You might have guessed there are no exact words or sentences all the time. Food attendants may have different styles that fit the status of their restaurant. Some may just stand there with a pen and paper and ask, “Ready?”
Guest: “Yeah, for starter/appetizer, I’d like …, and for the main course, I’ll have ….”
Dinner is much lovelier if you have checked the menu online before coming. This way, you can avoid arguing with your party about what to order and save a few minutes in waiting time for your food to be served. Checking the menu ahead is also a wise decision if you’re vegetarian or on a strict diet due to your health or religion.

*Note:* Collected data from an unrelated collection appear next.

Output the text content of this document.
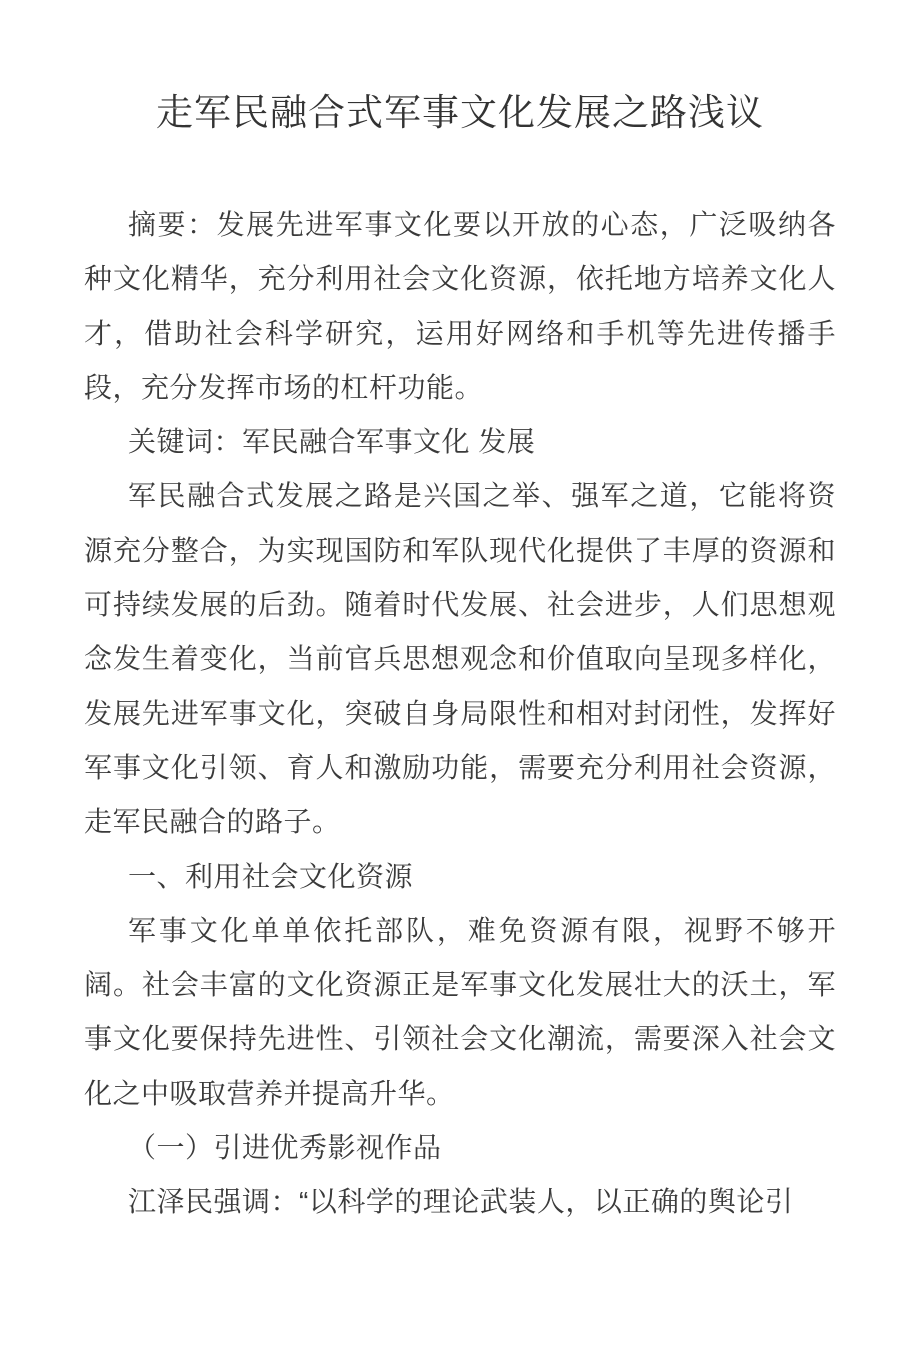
走军民融合式军事文化发展之路浅议

摘要：发展先进军事文化要以开放的心态，广泛吸纳各种文化精华，充分利用社会文化资源，依托地方培养文化人才，借助社会科学研究，运用好网络和手机等先进传播手段，充分发挥市场的杠杆功能。

关键词：军民融合军事文化 发展

军民融合式发展之路是兴国之举、强军之道，它能将资源充分整合，为实现国防和军队现代化提供了丰厚的资源和可持续发展的后劲。随着时代发展、社会进步，人们思想观念发生着变化，当前官兵思想观念和价值取向呈现多样化，发展先进军事文化，突破自身局限性和相对封闭性，发挥好军事文化引领、育人和激励功能，需要充分利用社会资源，走军民融合的路子。

一、利用社会文化资源

军事文化单单依托部队，难免资源有限，视野不够开阔。社会丰富的文化资源正是军事文化发展壮大的沃土，军事文化要保持先进性、引领社会文化潮流，需要深入社会文化之中吸取营养并提高升华。

（一）引进优秀影视作品

江泽民强调：“以科学的理论武装人，以正确的舆论引
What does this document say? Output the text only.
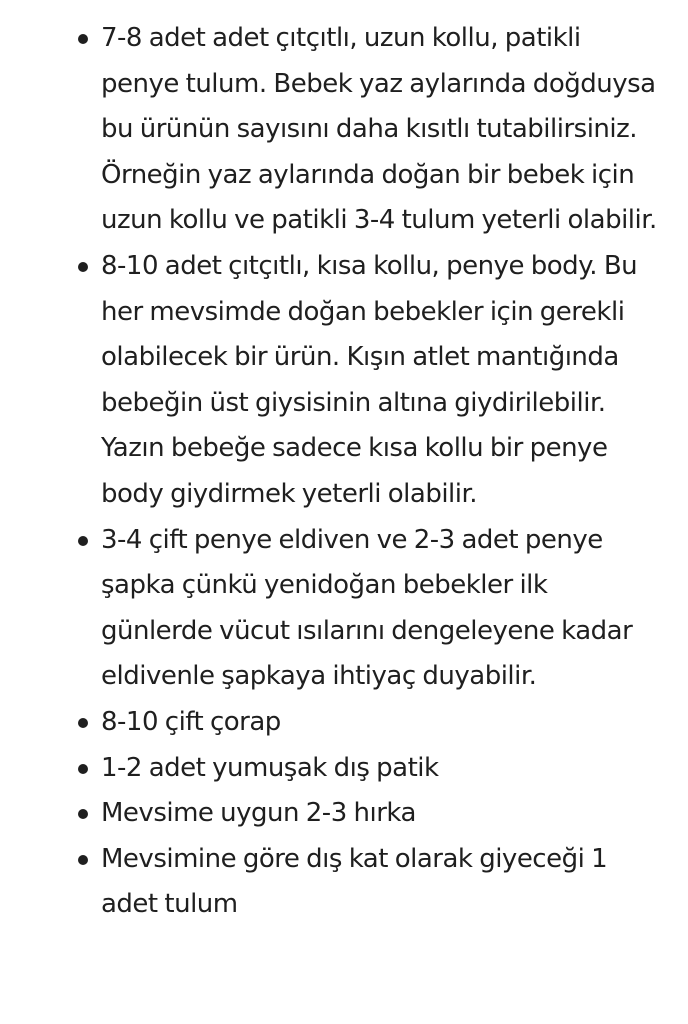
7-8 adet adet çıtçıtlı, uzun kollu, patikli penye tulum. Bebek yaz aylarında doğduysa bu ürünün sayısını daha kısıtlı tutabilirsiniz. Örneğin yaz aylarında doğan bir bebek için uzun kollu ve patikli 3-4 tulum yeterli olabilir.
8-10 adet çıtçıtlı, kısa kollu, penye body. Bu her mevsimde doğan bebekler için gerekli olabilecek bir ürün. Kışın atlet mantığında bebeğin üst giysisinin altına giydirilebilir. Yazın bebeğe sadece kısa kollu bir penye body giydirmek yeterli olabilir.
3-4 çift penye eldiven ve 2-3 adet penye şapka çünkü yenidoğan bebekler ilk günlerde vücut ısılarını dengeleyene kadar eldivenle şapkaya ihtiyaç duyabilir.
8-10 çift çorap
1-2 adet yumuşak dış patik
Mevsime uygun 2-3 hırka
Mevsimine göre dış kat olarak giyeceği 1 adet tulum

If unsure what to get, it is polite and proper to ask, “What would you recommend?” or “What are today’s specials?” or “What’s the house specialty?” This means you want to know the most popular dishes they serve, which clearly suggests they are delicious, and you should try them out.
When casual dining, the waiter might ask, “For here or to go?” This means your attendant confirms if you’ll eat your food inside the restaurant or take your order away with you. Again, make sure you know what you want to eat and do before coming.
Wait! Your friendly waiter might not just be done wait. He or she might ask, “Anything else? Dessert?”
If you don’t feel like ordering some more, the right thing to say is, “No, thank you.”
A little compliment
After a lovely meal, you reach for your wallet and get the waiter’s attention. You can ask, “Can I get the bill, please?” or more casually and simply, “Check, please.” This is perfectly acceptable. If you truly enjoyed your dining experience, it doesn’t hurt to give a little compliment. “That was a lovely meal,” or “thanks for your service,” or “send our compliments to the chef.”
Most restaurants around America add a tip or service charge to the total check. You might want to check the bill. If it’s not been added, it is just right to leave a tip, usually 10% of the bill.
And there you go. You just enjoyed a lovely dinner while flexing your English-speaking “muscles” at the same time. That’s how you learn how to truly communicate and be understood using a second language. You acquire technical tips and formal learning support in class, but real-life English conversation happens every day.